Вот что пишет Сергей Боровиков в остроумных, интонационно неподражаемых «Рассказах старого книжника», повествуя о литературных нравах 70-х, о «русской партии» и тогдашней жэзээловской практике: «Самыми желанными авторами были писатели и критики патриотического направления. Критикам отдавалось предпочтение, поскольку они умели работать с документами, понимали специфику жанра, тогда как прозаик или поэт более полагались на интуицию, вдохновение и воображение».
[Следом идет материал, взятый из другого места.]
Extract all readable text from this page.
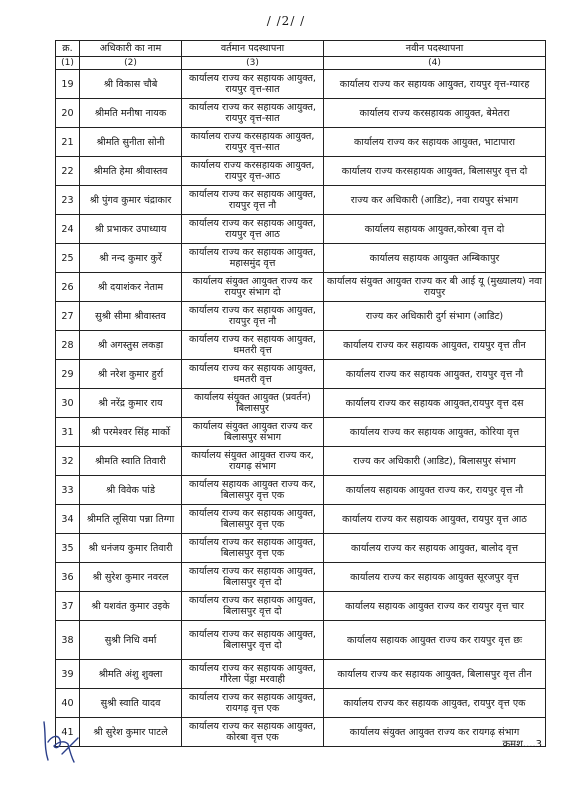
/ /2/ /
क्र.	अधिकारी का नाम	वर्तमान पदस्थापना	नवीन पदस्थापना
(1)	(2)	(3)	(4)
19	श्री विकास चौबे	कार्यालय राज्य कर सहायक आयुक्त, रायपुर वृत्त-सात	कार्यालय राज्य कर सहायक आयुक्त, रायपुर वृत्त-ग्यारह
20	श्रीमति मनीषा नायक	कार्यालय राज्य कर सहायक आयुक्त, रायपुर वृत्त-सात	कार्यालय राज्य करसहायक आयुक्त, बेमेतरा
21	श्रीमति सुनीता सोनी	कार्यालय राज्य करसहायक आयुक्त, रायपुर वृत्त-सात	कार्यालय राज्य कर सहायक आयुक्त, भाटापारा
22	श्रीमति हेमा श्रीवास्तव	कार्यालय राज्य करसहायक आयुक्त, रायपुर वृत्त-आठ	कार्यालय राज्य करसहायक आयुक्त, बिलासपुर वृत्त दो
23	श्री पुंगव कुमार चंद्राकार	कार्यालय राज्य कर सहायक आयुक्त, रायपुर वृत्त नौ	राज्य कर अधिकारी (आडिट), नवा रायपुर संभाग
24	श्री प्रभाकर उपाध्याय	कार्यालय राज्य कर सहायक आयुक्त, रायपुर वृत्त आठ	कार्यालय सहायक आयुक्त,कोरबा वृत्त दो
25	श्री नन्द कुमार कुर्रे	कार्यालय राज्य कर सहायक आयुक्त, महासमुंद वृत्त	कार्यालय सहायक आयुक्त अम्बिकापुर
26	श्री दयाशंकर नेताम	कार्यालय संयुक्त आयुक्त राज्य कर रायपुर संभाग दो	कार्यालय संयुक्त आयुक्त राज्य कर बी आई यू (मुख्यालय) नवा रायपुर
27	सुश्री सीमा श्रीवास्तव	कार्यालय राज्य कर सहायक आयुक्त, रायपुर वृत्त नौ	राज्य कर अधिकारी दुर्ग संभाग (आडिट)
28	श्री अगस्तुस लकड़ा	कार्यालय राज्य कर सहायक आयुक्त, धमतरी वृत्त	कार्यालय राज्य कर सहायक आयुक्त, रायपुर वृत्त तीन
29	श्री नरेश कुमार हुर्रा	कार्यालय राज्य कर सहायक आयुक्त, धमतरी वृत्त	कार्यालय राज्य कर सहायक आयुक्त, रायपुर वृत्त नौ
30	श्री नरेंद्र कुमार राय	कार्यालय संयुक्त आयुक्त (प्रवर्तन) बिलासपुर	कार्यालय राज्य कर सहायक आयुक्त,रायपुर वृत्त दस
31	श्री परमेश्वर सिंह मार्को	कार्यालय संयुक्त आयुक्त राज्य कर बिलासपुर संभाग	कार्यालय राज्य कर सहायक आयुक्त, कोरिया वृत्त
32	श्रीमति स्वाति तिवारी	कार्यालय संयुक्त आयुक्त राज्य कर, रायगढ़ संभाग	राज्य कर अधिकारी (आडिट), बिलासपुर संभाग
33	श्री विवेक पांडे	कार्यालय सहायक आयुक्त राज्य कर, बिलासपुर वृत्त एक	कार्यालय सहायक आयुक्त राज्य कर, रायपुर वृत्त नौ
34	श्रीमति लूसिया पन्ना तिग्गा	कार्यालय राज्य कर सहायक आयुक्त, बिलासपुर वृत्त एक	कार्यालय राज्य कर सहायक आयुक्त, रायपुर वृत्त आठ
35	श्री धनंजय कुमार तिवारी	कार्यालय राज्य कर सहायक आयुक्त, बिलासपुर वृत्त एक	कार्यालय राज्य कर सहायक आयुक्त, बालोद वृत्त
36	श्री सुरेश कुमार नवरल	कार्यालय राज्य कर सहायक आयुक्त, बिलासपुर वृत्त दो	कार्यालय राज्य कर सहायक आयुक्त सूरजपुर वृत्त
37	श्री यशवंत कुमार उइके	कार्यालय राज्य कर सहायक आयुक्त, बिलासपुर वृत्त दो	कार्यालय सहायक आयुक्त राज्य कर रायपुर वृत्त चार
38	सुश्री निधि वर्मा	कार्यालय राज्य कर सहायक आयुक्त, बिलासपुर वृत्त दो	कार्यालय सहायक आयुक्त राज्य कर रायपुर वृत्त छः
39	श्रीमति अंशु शुक्ला	कार्यालय राज्य कर सहायक आयुक्त, गौरेला पेंड्रा मरवाही	कार्यालय राज्य कर सहायक आयुक्त, बिलासपुर वृत्त तीन
40	सुश्री स्वाति यादव	कार्यालय राज्य कर सहायक आयुक्त, रायगढ़ वृत्त एक	कार्यालय राज्य कर सहायक आयुक्त, रायपुर वृत्त एक
41	श्री सुरेश कुमार पाटले	कार्यालय राज्य कर सहायक आयुक्त, कोरबा वृत्त एक	कार्यालय संयुक्त आयुक्त राज्य कर रायगढ़ संभाग
क्रमश....3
Кстати, об источниках. Как и положено добросовестному исследователю, Данилкин, предваряя основные главы, много говорит о свидетельствах и свидетельствующих; методологии работы с документами. А детективную, ошарашивающую всех, кто не в теме, развязку приберегает напоследок: «И вообще, почему те, кому интересен Гагарин, должны узнавать о нем практически исключительно из мемуаров? Ведь странно: на 99 процентов источниковая база гагаринской биографии – мемуары, архивы-то – закрыты. Почему надо быть Ю. Батуриным или А. Леоновым, чтобы получить доступ к ним? Почему мы должны зависеть от персональных версий истории? Почему мы должны ждать, пока о своих встречах с Юрием Гагариным выскажутся Виталий Хрисанфович Тохтамыш, Аарон Израилевич Резников, Августа Костюченко и профессор Биби, – а не просто пойти в архив и узнать о Гагарине то, что хотим?»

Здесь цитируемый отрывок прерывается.